Facebook fixes critical flaw, cites as example of bounty’s success

Facebook has plugged a vulnerability that could have been exploited by electronic miscreants to hijack the accounts of its members with multiple email addresses associated with them.

The vulnerability, discovered by Dan Melamed in June, allows intruders to gain control of a Facebook member’s account after conning them to click on a link that adds an email address to their account without the member’s knowledge.

“The hacker can then reset the victim’s password using the newly added email address, [t]hus allowing the attacker to take complete control over the Facebook account,” Melamed explained in his personal blog.

Melamed received $1,500 from Facebook for finding the vulnerability. “We worked with this security researcher to evaluate the scope of this issue and quickly address it,” a Facebook spokesman, Michael Kirkland, said in an email.

“The issue has been fixed,” he said, “and we have no evidence that it was exploited.”
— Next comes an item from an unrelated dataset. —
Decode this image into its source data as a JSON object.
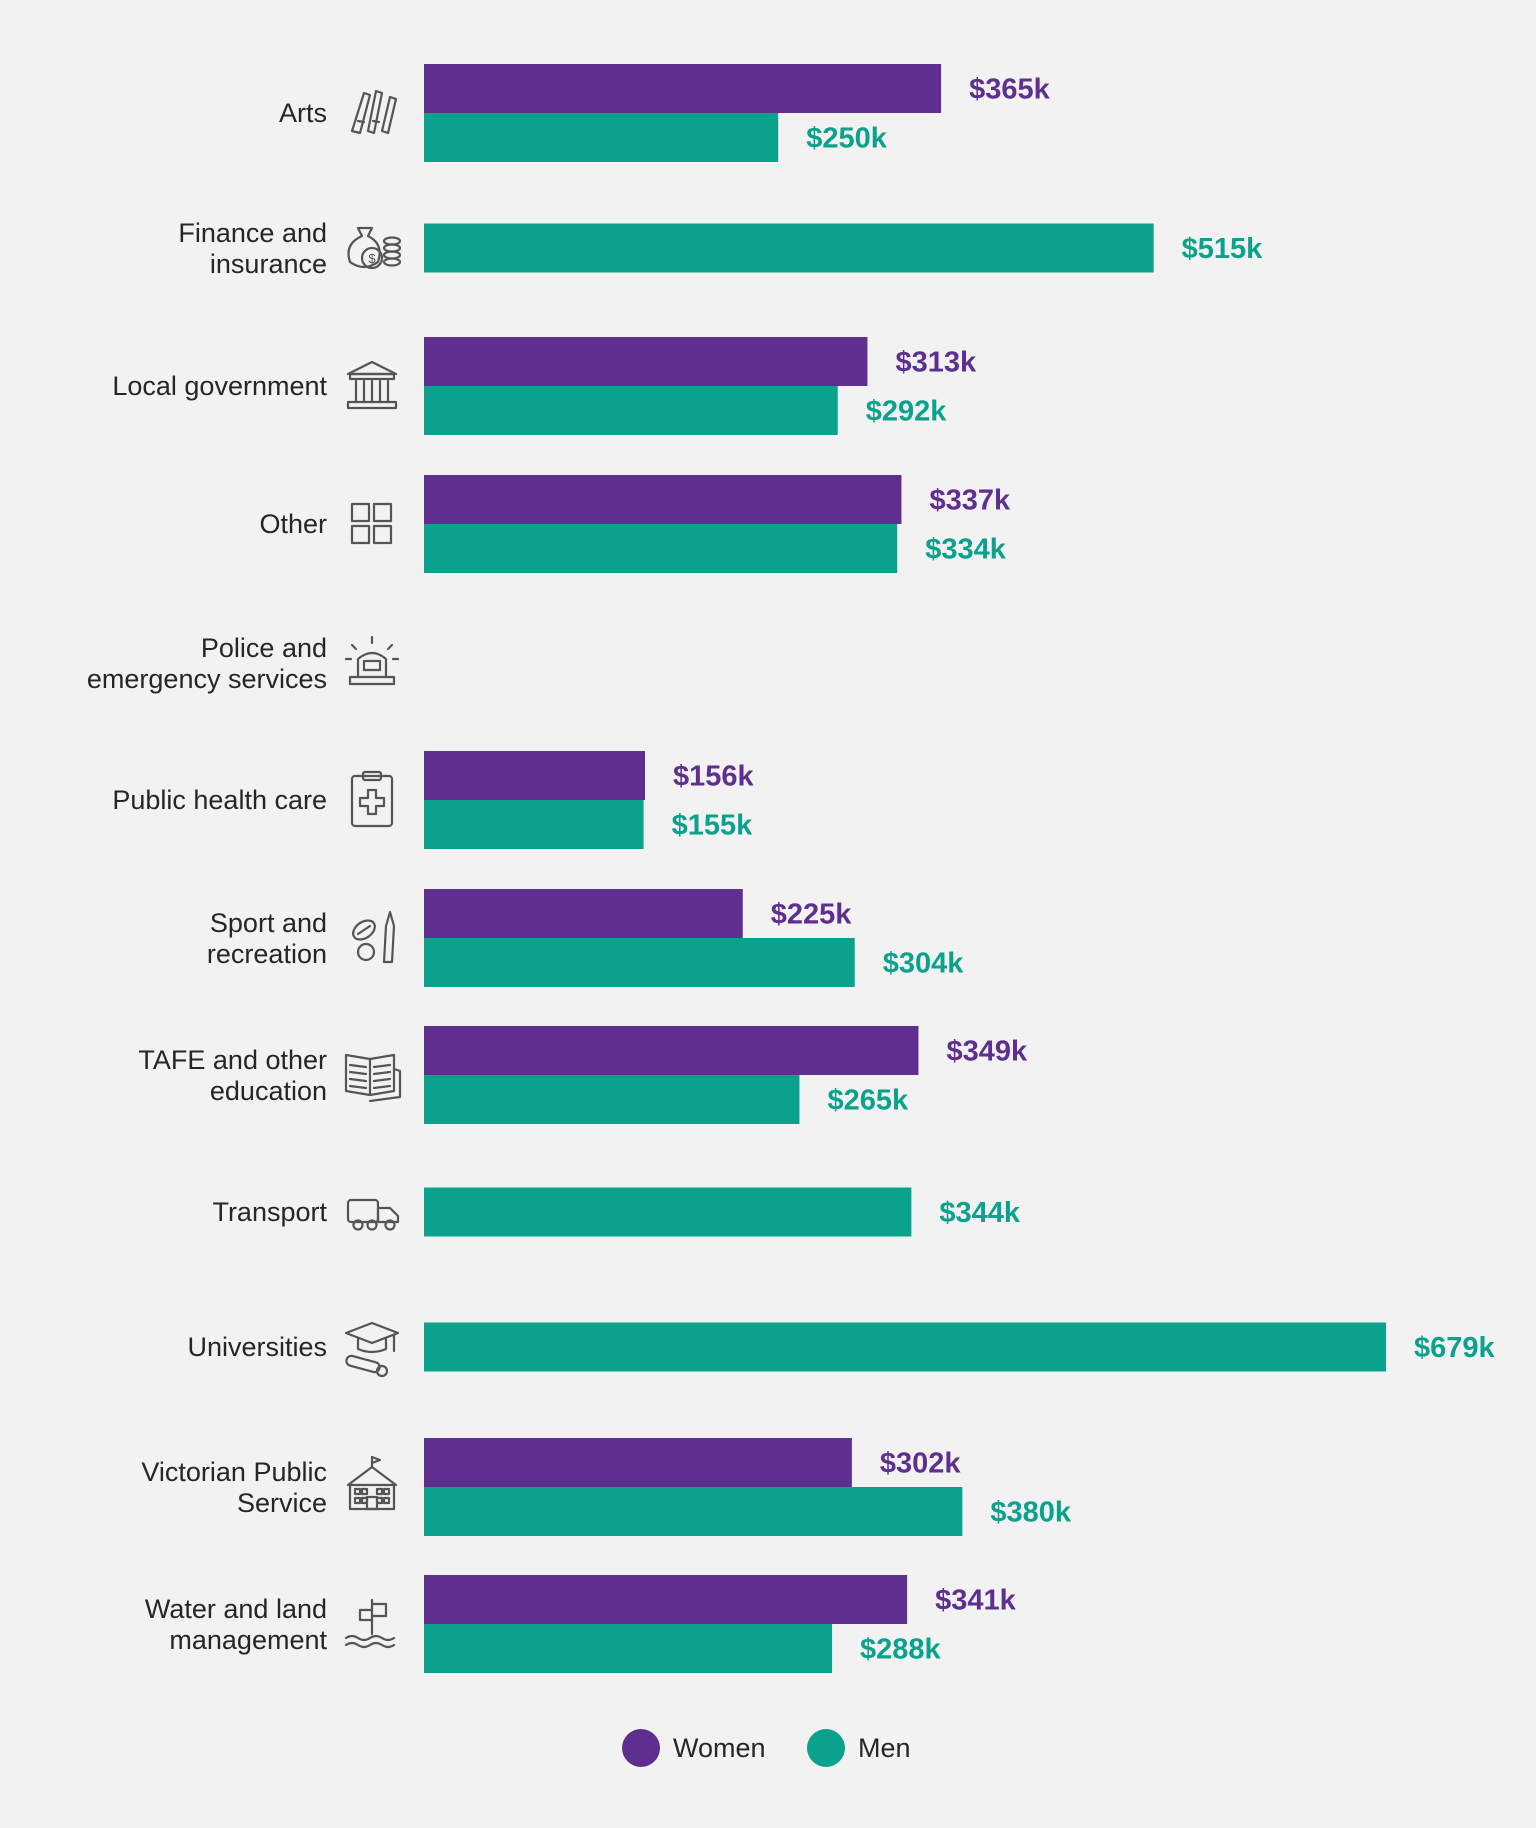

“We’ve paid out a bounty to this researcher for his contribution to Facebook security, and we want to thank him for reporting this issue responsibly,” he added. “This collaboration is a great example of how well our bug bounty program can work.”

Facebook’s bounty program encourages bug finders to follow an ethical path when they uncover a vulnerability, said Graham Cluley, a security analyst.

“Facebook is an attractive target for cyber criminals, spies and identity thieves because of the wide proportion of the Internet that uses it,” Cluley said. “Anything which encourages vulnerability researchers to report their findings to the social network, rather than disclose them to the public at large, or sell them to online criminals has to be good news.”

Melamed’s ethical actions comes on the heels of a New York Times report last weekend about more and more flaw ferrets seeking the highest bidder for their findings without regard to how those findings might be used.

[Also see: Bug bounty programs provide strong value for vendors, study finds]

“The truth is, sadly, that bounty programs are never likely to be able to afford as much in payment as the criminal underground or intelligence agencies interested in spying on social networking users,” Cluley said. “We continue to be reliant on the ethics of the researcher themselves, who could perhaps earn much more money if they turned to the ‘dark side.'”

Although bounties paid by the likes of Facebook, Google and Microsoft will never match those of spy agencies and byte bandits, they have a meaningful role in the hacker ecosystem, said Michael Sutton, vice president of security research for Zscaler and a former operator of a bug bounty program.

“They don’t need to match the money of those other alternatives,” Sutton told CSOonline. “A lot of bug hunters are very comfortable in their minds doing the right thing, getting the vulnerability to the ultimate party that’s impacted.”

Bounty programs can buy goodwill with bug hunters with very little downside, said Todd Feinman, founder, president and CEO of Identity Finder. “Bounty programs keep honest people honest,” Feinman said. “That’s important because if people can see that by doing the right thing, they can make some money, they’re less inclined to be unethical.”

Although bounty programs have the potential to bite the hand that feeds them, that hasn’t been the case, he added. “They have not resulted, that I’m aware, in people finding vulnerabilities and selling them on the black market instead of to the companies,” he said.

Over the last 10 years, the bug reporting landscape has changed significantly, Sutton said Ten years ago, no software vendor had a bug bounty program; now it’s common.

“Yes, there are more vulnerabilities being bought and sold for offensive purposes, but I don’t think that’s indicative of a shift to the ‘dark side,'” Sutton said. “I think it’s indicative of more overall activity.”